See the full range of plans on the PureVPN website.
PureVPN is also currently advertising what it calls a ‘
secret deal‘. If you’re willing to commit to a five-year plan, the price drops to an impressive $1.50 (approx. £1.13) per month. That makes it one of the most affordable paid VPNs you can buy.
PayPal and all the usual credit/debit card providers are supported, while you can also pay using cryptocurrency. Bitcoin, Litecoin and Ethereum can all be used, but payments here are non-refundable.

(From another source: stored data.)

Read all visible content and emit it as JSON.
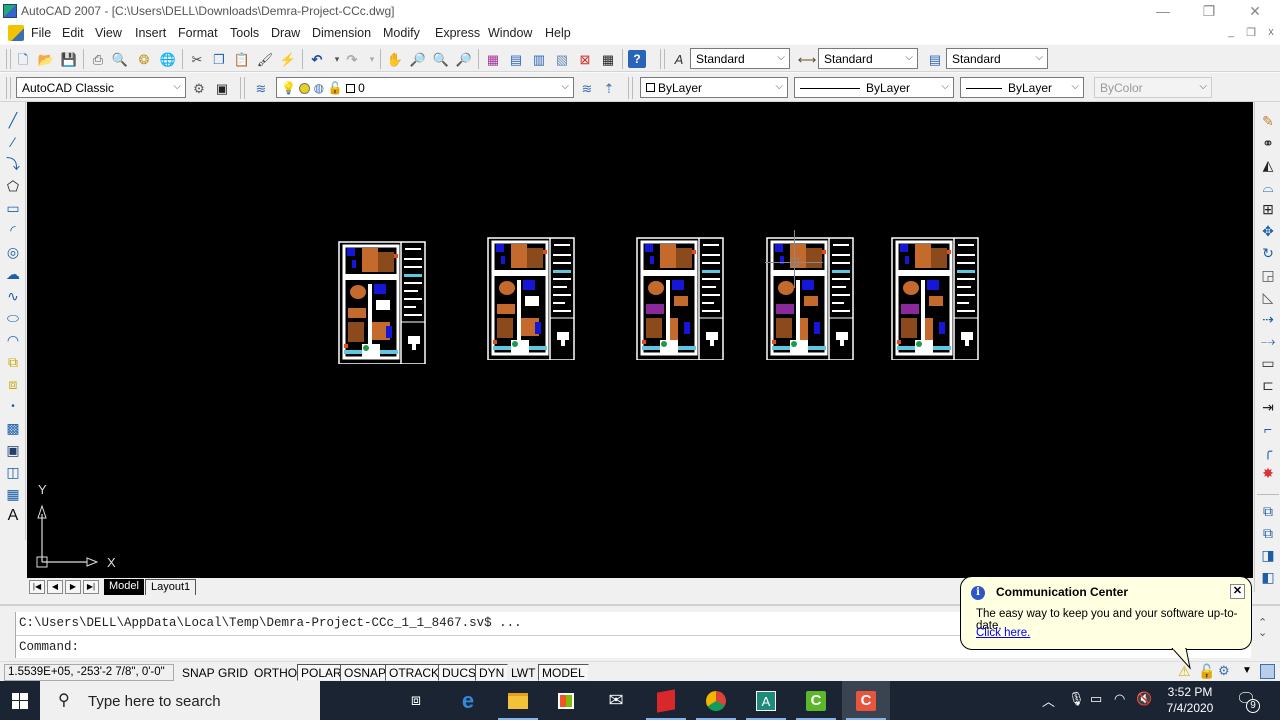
{
  "window": {
    "title": "AutoCAD 2007 - [C:\\Users\\DELL\\Downloads\\Demra-Project-CCc.dwg]",
    "controls": {
      "minimize": "—",
      "restore": "❐",
      "close": "✕"
    },
    "mdi_controls": {
      "minimize": "_",
      "restore": "❐",
      "close": "x"
    }
  },
  "menu": {
    "items": [
      "File",
      "Edit",
      "View",
      "Insert",
      "Format",
      "Tools",
      "Draw",
      "Dimension",
      "Modify",
      "Express",
      "Window",
      "Help"
    ]
  },
  "standard_toolbar": {
    "icons": [
      "new-icon",
      "open-icon",
      "save-icon",
      "plot-icon",
      "plot-preview-icon",
      "publish-icon",
      "3d-dwf-icon",
      "cut-icon",
      "copy-icon",
      "paste-icon",
      "match-properties-icon",
      "block-editor-icon",
      "undo-icon",
      "redo-icon",
      "pan-icon",
      "zoom-realtime-icon",
      "zoom-window-icon",
      "zoom-previous-icon",
      "properties-icon",
      "design-center-icon",
      "tool-palettes-icon",
      "sheet-set-icon",
      "markup-icon",
      "quickcalc-icon",
      "help-icon"
    ]
  },
  "styles_toolbar": {
    "text_style": "Standard",
    "dim_style": "Standard",
    "table_style": "Standard"
  },
  "workspace": {
    "value": "AutoCAD Classic"
  },
  "layers": {
    "current_layer": "0"
  },
  "properties": {
    "color": "ByLayer",
    "linetype": "ByLayer",
    "lineweight": "ByLayer",
    "plot_style": "ByColor"
  },
  "draw_toolbar": {
    "icons": [
      "line-icon",
      "construction-line-icon",
      "polyline-icon",
      "polygon-icon",
      "rectangle-icon",
      "arc-icon",
      "circle-icon",
      "revision-cloud-icon",
      "spline-icon",
      "ellipse-icon",
      "ellipse-arc-icon",
      "insert-block-icon",
      "make-block-icon",
      "point-icon",
      "hatch-icon",
      "gradient-icon",
      "region-icon",
      "table-icon",
      "multiline-text-icon"
    ]
  },
  "modify_toolbar": {
    "icons": [
      "erase-icon",
      "copy-object-icon",
      "mirror-icon",
      "offset-icon",
      "array-icon",
      "move-icon",
      "rotate-icon",
      "scale-icon",
      "stretch-icon",
      "trim-icon",
      "extend-icon",
      "break-at-point-icon",
      "break-icon",
      "join-icon",
      "chamfer-icon",
      "fillet-icon",
      "explode-icon"
    ]
  },
  "draw_order_toolbar": {
    "icons": [
      "bring-to-front-icon",
      "send-to-back-icon",
      "bring-above-icon",
      "send-under-icon"
    ]
  },
  "canvas": {
    "ucs": {
      "x_label": "X",
      "y_label": "Y"
    },
    "sheets_count": 5
  },
  "layout_tabs": {
    "nav": [
      "|◀",
      "◀",
      "▶",
      "▶|"
    ],
    "tabs": [
      "Model",
      "Layout1"
    ],
    "active": "Model"
  },
  "command_line": {
    "history": "C:\\Users\\DELL\\AppData\\Local\\Temp\\Demra-Project-CCc_1_1_8467.sv$ ...",
    "prompt": "Command:"
  },
  "status_bar": {
    "coordinates": "1.5539E+05, -253'-2 7/8\", 0'-0\"",
    "toggles": [
      {
        "label": "SNAP",
        "on": false
      },
      {
        "label": "GRID",
        "on": false
      },
      {
        "label": "ORTHO",
        "on": false
      },
      {
        "label": "POLAR",
        "on": true
      },
      {
        "label": "OSNAP",
        "on": true
      },
      {
        "label": "OTRACK",
        "on": true
      },
      {
        "label": "DUCS",
        "on": true
      },
      {
        "label": "DYN",
        "on": true
      },
      {
        "label": "LWT",
        "on": false
      },
      {
        "label": "MODEL",
        "on": true
      }
    ]
  },
  "balloon": {
    "title": "Communication Center",
    "text": "The easy way to keep you and your software up-to-date.",
    "link": "Click here.",
    "close": "✕"
  },
  "taskbar": {
    "search_placeholder": "Type here to search",
    "apps": [
      "task-view",
      "edge",
      "file-explorer",
      "store",
      "mail",
      "sketchup",
      "chrome",
      "autocad",
      "camtasia-green",
      "camtasia-red"
    ],
    "time": "3:52 PM",
    "date": "7/4/2020",
    "notification_count": "9"
  },
  "colors": {
    "canvas_bg": "#000000",
    "balloon_bg": "#ffffe1",
    "taskbar_bg": "#1a2433",
    "link": "#0000ff"
  }
}
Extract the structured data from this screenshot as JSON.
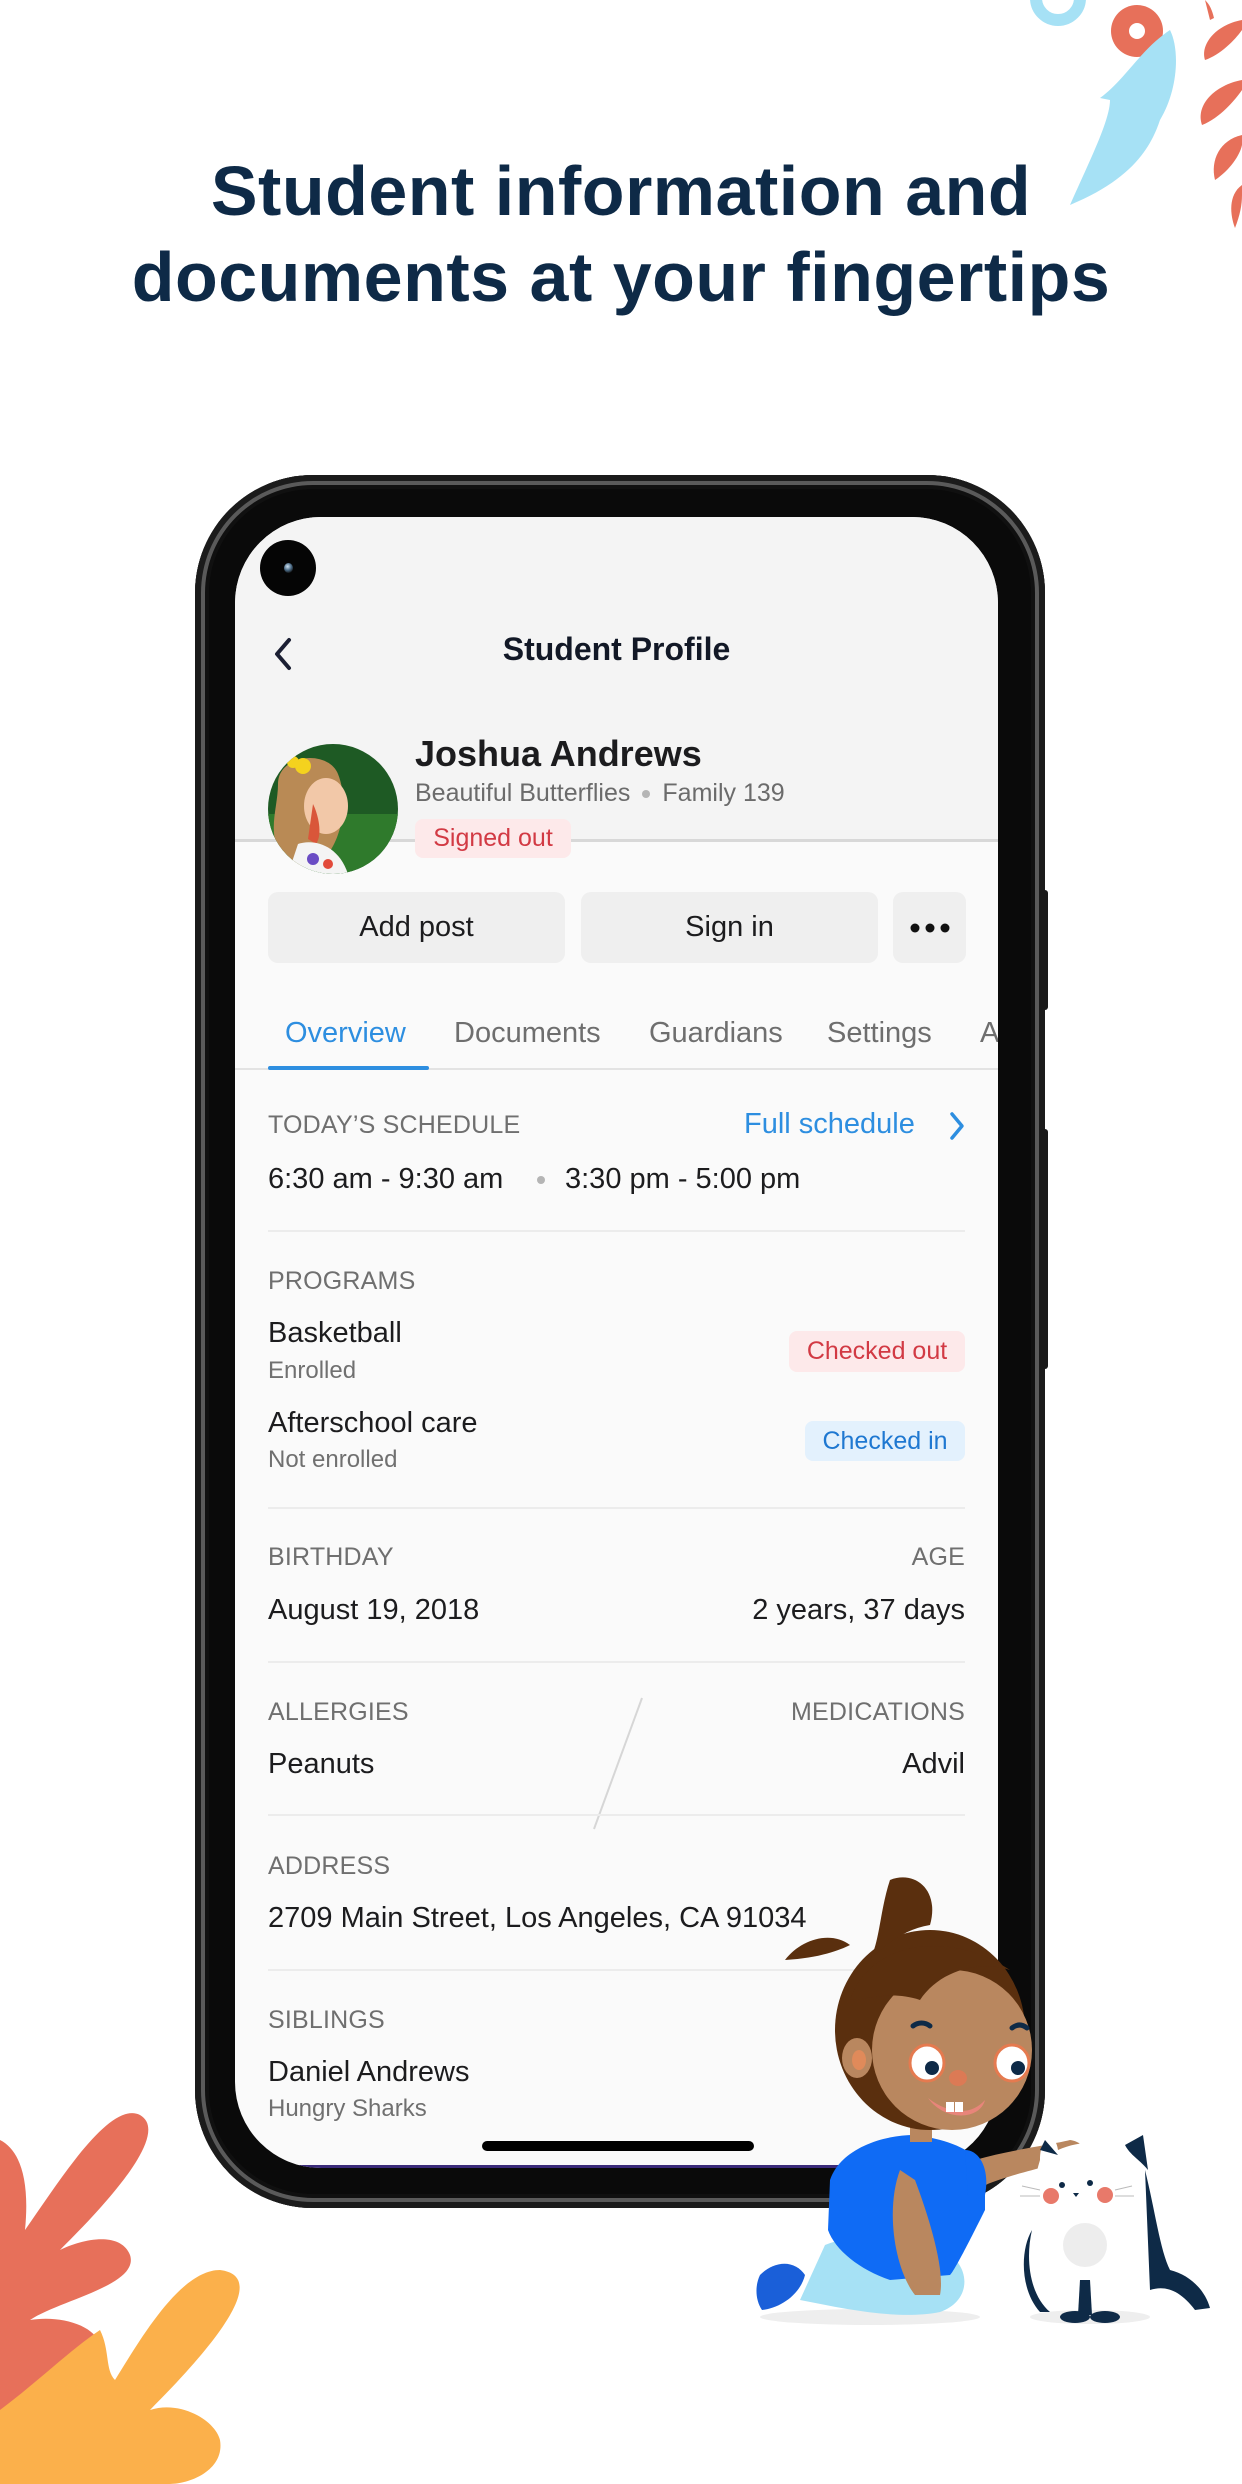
{
  "headline": {
    "line1": "Student information and",
    "line2": "documents at your fingertips"
  },
  "colors": {
    "headline": "#0e2a47",
    "accent": "#2d8ee0",
    "danger_text": "#d23a44",
    "danger_bg": "#fde9ea",
    "info_text": "#1f78d1",
    "info_bg": "#e3f1fd",
    "leaf_coral": "#e7705a",
    "leaf_orange": "#fbb04b",
    "leaf_blue": "#a6e1f5"
  },
  "app": {
    "title": "Student Profile",
    "back_icon": "chevron-left-icon",
    "profile": {
      "name": "Joshua Andrews",
      "classroom": "Beautiful Butterflies",
      "family": "Family 139",
      "status": "Signed out"
    },
    "actions": {
      "add_post": "Add post",
      "sign_in": "Sign in",
      "more_icon": "more-horizontal-icon"
    },
    "tabs": [
      {
        "label": "Overview",
        "active": true
      },
      {
        "label": "Documents",
        "active": false
      },
      {
        "label": "Guardians",
        "active": false
      },
      {
        "label": "Settings",
        "active": false
      },
      {
        "label": "A",
        "active": false
      }
    ],
    "schedule": {
      "label": "TODAY’S SCHEDULE",
      "link": "Full schedule",
      "slot1": "6:30 am - 9:30 am",
      "slot2": "3:30 pm - 5:00 pm"
    },
    "programs": {
      "label": "PROGRAMS",
      "items": [
        {
          "name": "Basketball",
          "enrollment": "Enrolled",
          "status": "Checked out"
        },
        {
          "name": "Afterschool care",
          "enrollment": "Not enrolled",
          "status": "Checked in"
        }
      ]
    },
    "birthday": {
      "label": "BIRTHDAY",
      "value": "August 19, 2018"
    },
    "age": {
      "label": "AGE",
      "value": "2 years, 37 days"
    },
    "allergies": {
      "label": "ALLERGIES",
      "value": "Peanuts"
    },
    "medications": {
      "label": "MEDICATIONS",
      "value": "Advil"
    },
    "address": {
      "label": "ADDRESS",
      "value": "2709 Main Street, Los Angeles, CA 91034"
    },
    "siblings": {
      "label": "SIBLINGS",
      "items": [
        {
          "name": "Daniel Andrews",
          "classroom": "Hungry Sharks"
        }
      ]
    }
  }
}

PureVPN is an affordable VPN that offers everything most people are looking for – provided you’re not using an Apple device. The Mac and iOS apps miss out WireGuard protocol and split tunneling, features you will find on Windows and Android.
Using IPSec or IKEv2 protocols means speeds suffer slightly as a result, and it often took over 10 seconds to connect to some servers. Missing out on app-by-app controls is a big blow though, especially when the kill switch can’t be customised either.
It’s a real shame, as PureVPN ticks plenty of boxes in other key areas. The app is easy to use and offers some useful controls, while there’s an excellent range of support available. Its security credentials are among the best I’ve seen, especially with the recently introduced Always-on audit. You can also unblock the likes of BBC iPlayer and ITV Hub just fine, something other services have struggled with.
But for Mac users, it’s hard to recommend an app that’s missing some key functionality. PureVPN has clearly prioritised the Windows platform, with plenty of
other VPNs offering a more complete service for the Mac.